Bu düşüncelerden hemen silkinmem gerek, ilk işinden kaçar mı insan? Hem sonra patronuma ne derim…

Kendi kendimi kınıyorum için için.

Kendine gel!

Suskunum ama kahrolası zihnim hiç susmuyor.

Neredeyse bir iki cümle daha kursun diye dizlerine kapanıp yalvaracağım.

Ah! Soru sormak için dilim bir çözülse…

Gittikçe daha zor ayrıştırıyorum hazırladığım soruları.

Çömez sen de, diyorum kendi kendime, dilini mi yuttun ne!

Sesim çıkmıyor, sözcüklerimi şu küflü duvarlar mı yuttu yoksa.

Belki de ayağı kırık koltuğun altına kaçtı sorularım.

Bir taraftan da daha çok hislerime yoğunlaşmış buluyorum kendimi.

Bir şey daha mırıldanıyor Rauf Bey belli belirsiz.

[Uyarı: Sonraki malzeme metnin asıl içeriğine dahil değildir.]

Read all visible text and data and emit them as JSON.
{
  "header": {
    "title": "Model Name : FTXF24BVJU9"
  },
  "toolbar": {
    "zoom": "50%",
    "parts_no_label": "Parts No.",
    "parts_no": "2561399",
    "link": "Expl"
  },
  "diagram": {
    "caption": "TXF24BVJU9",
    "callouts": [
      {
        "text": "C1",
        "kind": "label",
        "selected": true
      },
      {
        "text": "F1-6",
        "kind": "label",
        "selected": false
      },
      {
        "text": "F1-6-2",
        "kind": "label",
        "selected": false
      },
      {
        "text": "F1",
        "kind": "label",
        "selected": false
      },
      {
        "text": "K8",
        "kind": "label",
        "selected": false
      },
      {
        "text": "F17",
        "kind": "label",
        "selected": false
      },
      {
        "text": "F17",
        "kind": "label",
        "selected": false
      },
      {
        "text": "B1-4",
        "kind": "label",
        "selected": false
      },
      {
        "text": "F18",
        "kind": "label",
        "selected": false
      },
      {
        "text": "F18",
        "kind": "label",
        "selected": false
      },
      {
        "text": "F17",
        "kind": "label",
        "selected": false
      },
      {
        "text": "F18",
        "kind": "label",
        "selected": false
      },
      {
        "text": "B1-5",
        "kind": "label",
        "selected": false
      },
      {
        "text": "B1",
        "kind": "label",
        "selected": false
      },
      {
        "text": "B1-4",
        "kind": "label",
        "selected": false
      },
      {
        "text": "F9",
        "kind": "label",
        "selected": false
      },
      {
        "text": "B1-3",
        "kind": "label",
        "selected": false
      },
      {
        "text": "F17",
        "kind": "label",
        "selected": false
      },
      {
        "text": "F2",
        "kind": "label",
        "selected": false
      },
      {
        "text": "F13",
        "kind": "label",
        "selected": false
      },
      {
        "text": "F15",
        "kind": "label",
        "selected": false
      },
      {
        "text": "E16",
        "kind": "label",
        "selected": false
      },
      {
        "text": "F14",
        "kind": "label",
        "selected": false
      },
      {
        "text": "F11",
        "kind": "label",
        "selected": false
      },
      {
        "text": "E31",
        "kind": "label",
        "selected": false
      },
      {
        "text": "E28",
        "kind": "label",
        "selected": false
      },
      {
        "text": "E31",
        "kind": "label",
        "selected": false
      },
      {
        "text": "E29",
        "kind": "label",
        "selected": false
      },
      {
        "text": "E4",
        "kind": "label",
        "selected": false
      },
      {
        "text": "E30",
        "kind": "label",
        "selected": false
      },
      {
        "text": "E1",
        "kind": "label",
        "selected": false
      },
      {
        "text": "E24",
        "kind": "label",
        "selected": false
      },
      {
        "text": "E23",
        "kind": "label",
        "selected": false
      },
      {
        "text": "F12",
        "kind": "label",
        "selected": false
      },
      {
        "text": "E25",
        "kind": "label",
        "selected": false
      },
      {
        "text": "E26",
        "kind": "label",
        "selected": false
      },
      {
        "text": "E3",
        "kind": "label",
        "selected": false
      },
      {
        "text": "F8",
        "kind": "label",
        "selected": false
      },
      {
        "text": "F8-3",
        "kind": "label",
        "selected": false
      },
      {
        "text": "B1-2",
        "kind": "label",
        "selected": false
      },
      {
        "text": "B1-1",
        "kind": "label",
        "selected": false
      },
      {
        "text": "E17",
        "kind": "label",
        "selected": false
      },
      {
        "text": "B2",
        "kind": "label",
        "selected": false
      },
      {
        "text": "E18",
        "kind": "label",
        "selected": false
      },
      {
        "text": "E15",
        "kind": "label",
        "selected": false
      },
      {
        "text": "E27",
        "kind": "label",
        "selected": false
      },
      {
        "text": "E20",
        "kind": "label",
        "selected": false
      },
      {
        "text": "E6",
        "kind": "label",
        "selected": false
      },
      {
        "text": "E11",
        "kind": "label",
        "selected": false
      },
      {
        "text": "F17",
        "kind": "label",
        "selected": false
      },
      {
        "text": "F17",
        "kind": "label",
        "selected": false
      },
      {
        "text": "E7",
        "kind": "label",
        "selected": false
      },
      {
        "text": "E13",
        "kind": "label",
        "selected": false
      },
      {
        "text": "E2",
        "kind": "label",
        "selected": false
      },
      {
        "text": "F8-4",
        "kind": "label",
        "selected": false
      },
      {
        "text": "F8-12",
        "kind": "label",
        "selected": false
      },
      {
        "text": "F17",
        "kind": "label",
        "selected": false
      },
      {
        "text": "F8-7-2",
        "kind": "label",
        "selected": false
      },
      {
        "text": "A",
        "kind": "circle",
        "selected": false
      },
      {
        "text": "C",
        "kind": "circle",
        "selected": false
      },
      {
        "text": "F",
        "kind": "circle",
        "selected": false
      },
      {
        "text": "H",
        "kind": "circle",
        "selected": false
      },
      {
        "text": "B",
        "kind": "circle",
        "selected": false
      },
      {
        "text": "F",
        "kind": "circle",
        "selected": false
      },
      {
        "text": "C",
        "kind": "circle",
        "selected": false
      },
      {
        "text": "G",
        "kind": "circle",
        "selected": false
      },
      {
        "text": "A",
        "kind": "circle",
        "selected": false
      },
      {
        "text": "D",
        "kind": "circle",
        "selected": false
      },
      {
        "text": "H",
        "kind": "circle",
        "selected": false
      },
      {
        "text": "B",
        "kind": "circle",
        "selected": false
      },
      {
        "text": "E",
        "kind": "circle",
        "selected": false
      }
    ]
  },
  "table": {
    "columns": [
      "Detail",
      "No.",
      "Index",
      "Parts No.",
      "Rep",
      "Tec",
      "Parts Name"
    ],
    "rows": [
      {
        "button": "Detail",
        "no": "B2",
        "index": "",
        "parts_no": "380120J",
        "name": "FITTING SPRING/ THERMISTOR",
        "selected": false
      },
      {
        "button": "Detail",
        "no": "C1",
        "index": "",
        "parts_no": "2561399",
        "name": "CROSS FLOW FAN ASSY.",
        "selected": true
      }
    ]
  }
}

Soluğuna ve renksiz dudaklarına odaklıyım, pürdikkat.

Sesi evet! Evet! Tellerine doğru basılan bir enstrümandan çıkan nota gibi ilişiyor kulağıma.

“Nedeni teşhis edilebilir haller verimli değildir,” diyor. Fazlaca etkileyici buluyorum bu sözü.

İnleme gibi, sayıklama gibi, netliği kendi içinde kaybolmuş bu seste yitiyorum.

Eskipüskü kitaplar ilişiyor gözlerime bakışlarım haylaz çocuklar gibi yerinde durmuyor.

Kim bilir kaç kez dokundu eprimiş sayfalara şimdilerde biçimleri bozulmuş şu ihtiyar parmaklar.

Elleri dizlerinin üzerinde bir ileri bir geri gidip geliyor dizleri sızlıyor olmalı ihtiyarlık zor…

Adetler ve inançlar karşısındaki duruşunu merak ediyorum aslında.

Bu aşırı hassas ve bilge adamın birikimlerine iyice merak salıyorum.

Bacağı kırık koltukta yarı uykulu yarı uyanık oturan adama karşın tuhaf bir muhabbet duyuyorum, çok ilginç.

Artık ne saat ne de vapur umurumda.

Bir ara derin bir uykudan uyanır gibi silkiniyor, merakla yüzüne bakıyorum, ağzından çıkacak her cümle, bana lütuf niteliği taşıyor.

“Acı çekmemiş kimse varlık değildir,” sözü yüzüme tokat gibi çarpıyor, irkiliyorum.

Geldiğimden bu yana söylediği sözleri, bir ömür tahsil edilir nitelikte buluyorum.

Daha fazla onu yormamak adına müsaadesini istiyorum, oysa kal dese bir ömür yanında kalabilirim bu ihtiyarın.

Röportajmış, kimin umurunda.

Rauf Bey’in odasından ayrıldığımda, düşüncelerimdeki sis bulutlarının dağılır olduğunun ayrımına varıyorum.

Onun mücadelesinin dünyayla ilgisi olmadığına, onun daha büyük bir şeyle, dünya yorgunluğuyla mücadele ettiğinin kanısına varıyorum.